The C. neoformans gene locus CNAG_03628.2 encoding a candidate Vps45 protein was first identified by a reciprocal BLASTp search using the amino acid sequence of S. cerevisiae Vps45. The predicted polypeptide (686 aa) from C. neoformans displayed 36% identity and 56% similarity to the S. cerevisiae protein and 47% identity and 63% similarity to the corresponding protein from Aspergillus nidulans. A phylogenetic analysis for Vps45 sequences is presented in Fig 1. Considering the strong relatedness between orthologs of VPS45, we proposed to change the annotation of CNAG_03628.2 to Vps45. To examine the role of Vps45 in C. neoformans, we constructed two independent targeted deletion mutants and corresponding strains in which the mutation was complemented with the wild-type (WT) gene. The genotypes of the strains were confirmed by PCR and genome hybridization (S1 Fig).

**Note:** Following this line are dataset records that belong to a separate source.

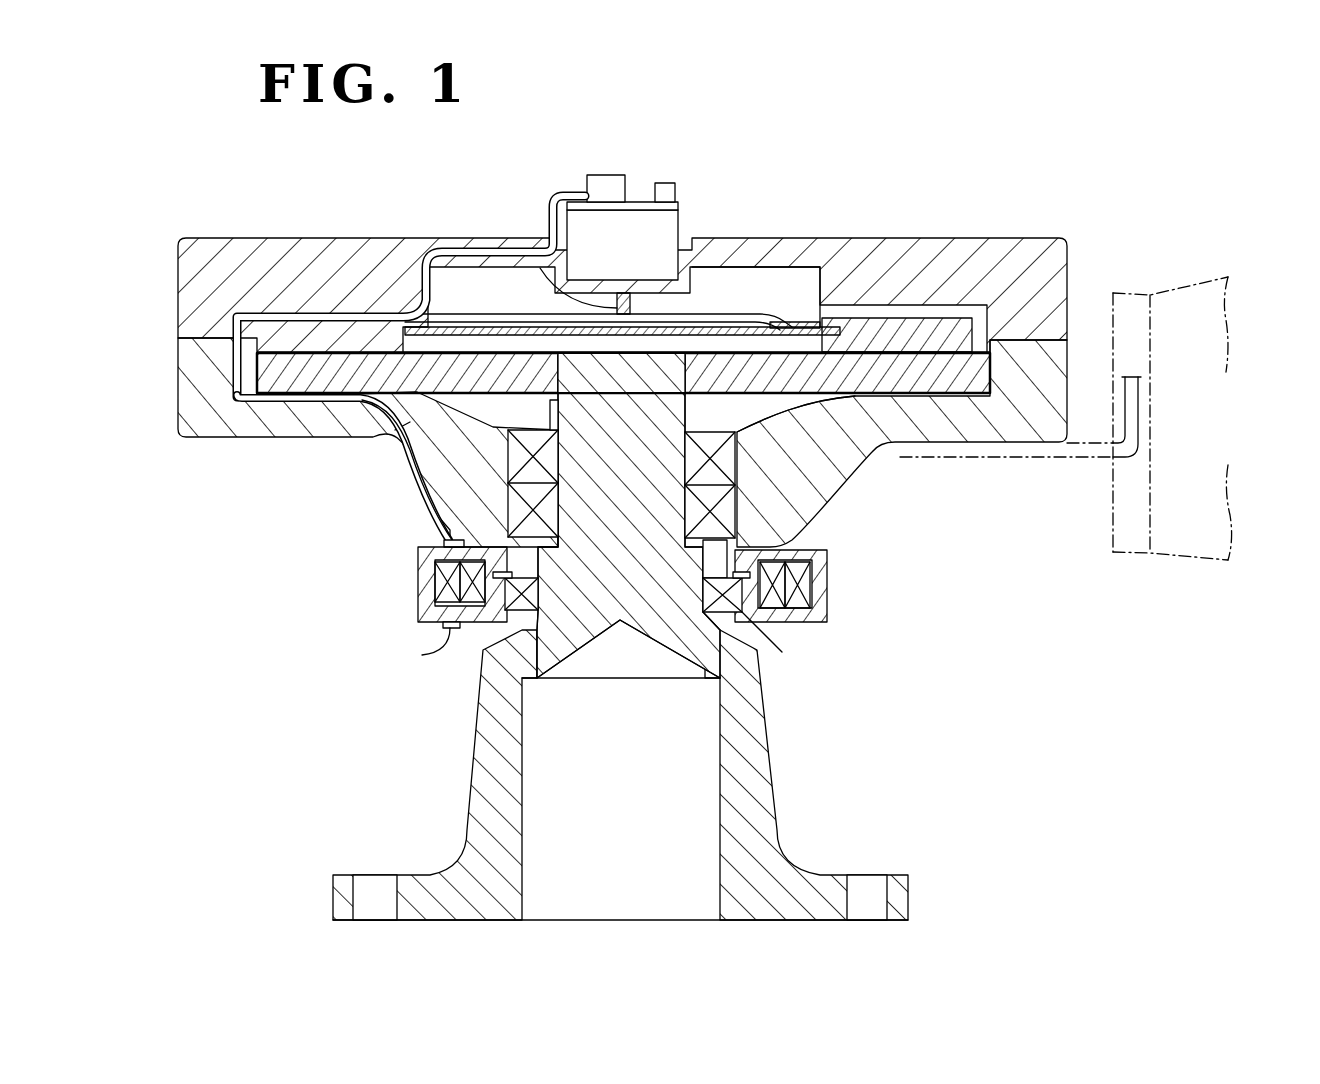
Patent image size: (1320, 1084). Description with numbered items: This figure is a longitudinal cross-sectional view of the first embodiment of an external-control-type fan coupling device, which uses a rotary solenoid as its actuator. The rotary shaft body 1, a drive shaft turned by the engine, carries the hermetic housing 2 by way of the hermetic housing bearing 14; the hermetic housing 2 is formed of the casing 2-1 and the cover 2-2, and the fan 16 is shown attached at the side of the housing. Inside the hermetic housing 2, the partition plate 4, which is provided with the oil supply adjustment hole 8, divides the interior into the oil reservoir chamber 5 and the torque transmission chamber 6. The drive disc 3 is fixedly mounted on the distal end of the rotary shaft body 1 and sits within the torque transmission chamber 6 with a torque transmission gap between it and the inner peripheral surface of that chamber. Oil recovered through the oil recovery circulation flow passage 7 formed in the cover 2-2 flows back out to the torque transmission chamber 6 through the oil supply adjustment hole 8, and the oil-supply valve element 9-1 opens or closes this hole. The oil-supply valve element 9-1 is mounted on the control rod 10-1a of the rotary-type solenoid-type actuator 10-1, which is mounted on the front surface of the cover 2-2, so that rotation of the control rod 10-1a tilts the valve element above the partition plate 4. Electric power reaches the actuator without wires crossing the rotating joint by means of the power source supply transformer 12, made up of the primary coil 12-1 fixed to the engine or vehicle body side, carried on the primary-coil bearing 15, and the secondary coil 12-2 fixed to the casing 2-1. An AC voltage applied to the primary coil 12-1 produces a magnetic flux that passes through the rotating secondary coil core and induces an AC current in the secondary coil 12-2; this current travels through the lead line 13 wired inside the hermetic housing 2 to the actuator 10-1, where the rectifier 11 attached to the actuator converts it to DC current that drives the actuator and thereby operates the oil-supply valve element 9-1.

The rotary shaft body 1 is at (765, 778).
The hermetic housing 2 is at (623, 333).
The casing 2-1 is at (251, 440).
The cover 2-2 is at (320, 237).
The drive disc 3 is at (916, 365).
The partition plate 4 is at (433, 327).
The oil reservoir chamber 5 is at (762, 285).
The torque transmission chamber 6 is at (815, 398).
The oil recovery circulation flow passage 7 is at (952, 316).
The oil supply adjustment hole 8 is at (800, 323).
The oil-supply valve element 9-1 is at (718, 320).
The rotary-type solenoid-type actuator 10-1 is at (637, 215).
The control rod 10-1a is at (575, 330).
The rectifier 11 is at (604, 175).
The power source supply transformer 12 is at (615, 616).
The primary coil 12-1 is at (722, 612).
The secondary coil 12-2 is at (812, 583).
The lead line 13 is at (275, 312).
The hermetic housing bearing 14 is at (452, 538).
The primary-coil bearing 15 is at (495, 648).
The fan 16 is at (1180, 585).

The SM protein Vps45 plays an important role in vesicle trafficking by conferring specificity on SNARE proteins that mediate docking and fusion events . As initially demonstrated in S. cerevisiae, a vps45 mutant is defective in vacuolar biogenesis due to impaired fusion of Golgi-derived vesicles with the prevacuolar compartment [28,46]. In this study, we investigated the role of an ortholog of Vps45 in iron trafficking in C. neoformans, and found that the protein is needed for robust growth of the pathogen on both inorganic and organic iron sources. Notably, the iron-related phenotypes were more severe at 37°C. Interestingly, loss of Vps45 changed the intracellular distribution of a fusion protein of GFP with the ferroxidase Cfo1 that mediates high affinity iron uptake in C. neoformans. Specifically, the WT strain accumulated Cfo1-GFP at the plasma membrane and vacuole under low iron conditions while the protein was found in the PM and internal punctate structures (presumably endosomes) in a vps45 mutant. That is, loss of Vps45 prevented vacuolar accumulation. Under high iron conditions, the protein accumulated in internal punctate structures in the WT strain, and in the PM and internal dispersed structures in the mutant. These results suggest that proper trafficking of Cfo1, including localization at the vacuole, contributes to robust growth on FeCl3. The differences in localization and growth were most marked at 37°C, and the mutant hyper-accumulated iron at this temperature. We speculate that proper trafficking of Cfo1 to the vacuole contributes to robust iron uptake, correct intracellular distribution, and overall homeostasis (Fig 10).